I was thrilled to find out that, indeed, all is well and he's having a great time. His roommate is cool and, best, he and a bunch of fellow-campers chipped in to have four pizzas delivered to their dorms at Linfield, where the camp is. For a 13-year-old, that's a pretty awesome thing, ordering a pizza and having it delivered to a college dorm. Carson is in heaven. So, for the moment, I can stop freaking out.

Sleep-dep and Wanda's attempts to derail us aside, the trip from Bad Ischl to Hallstatt took only a half-hour or so, and wended along a river through the usual adorable towns to arrive at a storybook village on a lake so clear and ancient and Euro-lovely we thought we were still asleep, having a dual dream or something. We thought Partenkirchen and Bad Ischl were picturesque ... this town (which dates back to 900 BC civilization-wise) outshines them. By far.

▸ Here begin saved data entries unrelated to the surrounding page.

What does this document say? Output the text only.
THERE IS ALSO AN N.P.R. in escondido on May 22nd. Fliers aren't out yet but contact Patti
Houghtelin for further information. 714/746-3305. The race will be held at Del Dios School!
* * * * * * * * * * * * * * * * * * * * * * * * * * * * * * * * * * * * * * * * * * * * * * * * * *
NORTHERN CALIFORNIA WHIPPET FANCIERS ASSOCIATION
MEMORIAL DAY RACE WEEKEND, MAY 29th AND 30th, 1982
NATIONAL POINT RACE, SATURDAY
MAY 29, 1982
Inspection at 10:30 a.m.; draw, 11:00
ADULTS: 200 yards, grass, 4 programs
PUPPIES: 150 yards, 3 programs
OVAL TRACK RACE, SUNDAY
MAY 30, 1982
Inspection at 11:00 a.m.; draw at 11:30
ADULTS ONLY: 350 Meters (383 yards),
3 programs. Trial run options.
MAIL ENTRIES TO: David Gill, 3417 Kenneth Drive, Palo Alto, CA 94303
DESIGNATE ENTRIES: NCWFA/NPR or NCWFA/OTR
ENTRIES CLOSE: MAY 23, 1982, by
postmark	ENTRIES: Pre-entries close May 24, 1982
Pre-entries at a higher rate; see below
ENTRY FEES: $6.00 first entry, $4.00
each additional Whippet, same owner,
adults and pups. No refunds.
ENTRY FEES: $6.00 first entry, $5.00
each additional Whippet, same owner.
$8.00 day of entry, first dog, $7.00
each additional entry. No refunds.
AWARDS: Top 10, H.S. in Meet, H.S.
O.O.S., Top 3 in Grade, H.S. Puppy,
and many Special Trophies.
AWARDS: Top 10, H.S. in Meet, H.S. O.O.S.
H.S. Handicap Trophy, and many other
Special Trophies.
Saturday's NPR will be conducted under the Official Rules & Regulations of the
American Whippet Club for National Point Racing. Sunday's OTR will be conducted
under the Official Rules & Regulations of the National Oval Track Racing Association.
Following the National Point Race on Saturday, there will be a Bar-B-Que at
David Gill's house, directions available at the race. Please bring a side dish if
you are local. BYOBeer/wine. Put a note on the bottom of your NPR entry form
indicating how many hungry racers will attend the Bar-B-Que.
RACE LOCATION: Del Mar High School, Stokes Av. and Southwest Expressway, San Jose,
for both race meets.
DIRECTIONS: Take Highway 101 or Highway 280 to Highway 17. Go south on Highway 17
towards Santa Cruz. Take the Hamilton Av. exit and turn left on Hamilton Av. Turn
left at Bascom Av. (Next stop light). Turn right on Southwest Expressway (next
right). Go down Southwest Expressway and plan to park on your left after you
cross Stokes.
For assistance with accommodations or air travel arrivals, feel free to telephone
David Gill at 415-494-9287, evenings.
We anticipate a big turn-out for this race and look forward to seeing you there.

We'd decided to come here rather late in our planning -- it's the only place on our itinerary we hadn't pre-booked a zimmer, so, chunky library version of Rick Steves Germany and Austria in hand, we bumbled our way through the village in search of one-night accommodations (on a Saturday in summer, no less. Nervy us of, I know).

Cute??? Yes?
The lady at the TI made a call, and then scribbled something on our map, and I navigated Kirk there with only one (okay, two) wrong turns. A charming Austrian man flagged us down, directed us to park, and then took us to this 900 square foot immaculate knotty pine cottage. With breakfast, it'll cost us 60 Euro. The place is total Hansel and Gretel, without the witch (we left Wanda in the car, still pissed off that we didn't take the U-turn).

After a hard day at the salt mines ...
After unpacking our overnight bags and plotting the rest of our day, we trotted down the little lane to a funicular that cranked us up a mountain to tour the Hallstatt salt mines--which was a blast. The german tour was led by a woman who supplemented her spiel with bits of broken English--telling us, at one point, that the wild enemas led the villagers to the salt. (Since I haven't taken a crap in three days, that sounded pretty good to me.) Really though, the main takeaway at the salt mines (which included a dark walk through uneven ground, sliding down a couple rails, and straddling a wooden beam that chugged us to the exit of the mine) was confirmation that in the U S of A,  our fear of impending litigation has turned us into fear-driven, over-cautious cretins, who are being systematically fleeced of our innate survival skills. There are no caution signs and warnings and diatribes and wavers in Europe as prelude to every conceivable experience. You simply hand over the dough and do the thing, using your wits, experience and common sense to keep you from stepping off cliffs and so forth.

heading back to our zimmer.
Note the unlegislated need to move out of the way of traffic.
After the salt mines, we meandered through the breathtakingly charming village, fed the swans, and plopped our butts down at a lakeside table for our Radler and Würstel. 

A perfect day. Well, almost perfect. I need to sign off now and power down a third packet of Metamucil.

Tomorrow, Vienna. Where we'll be for a while.

What's app with y'all? Staying regular?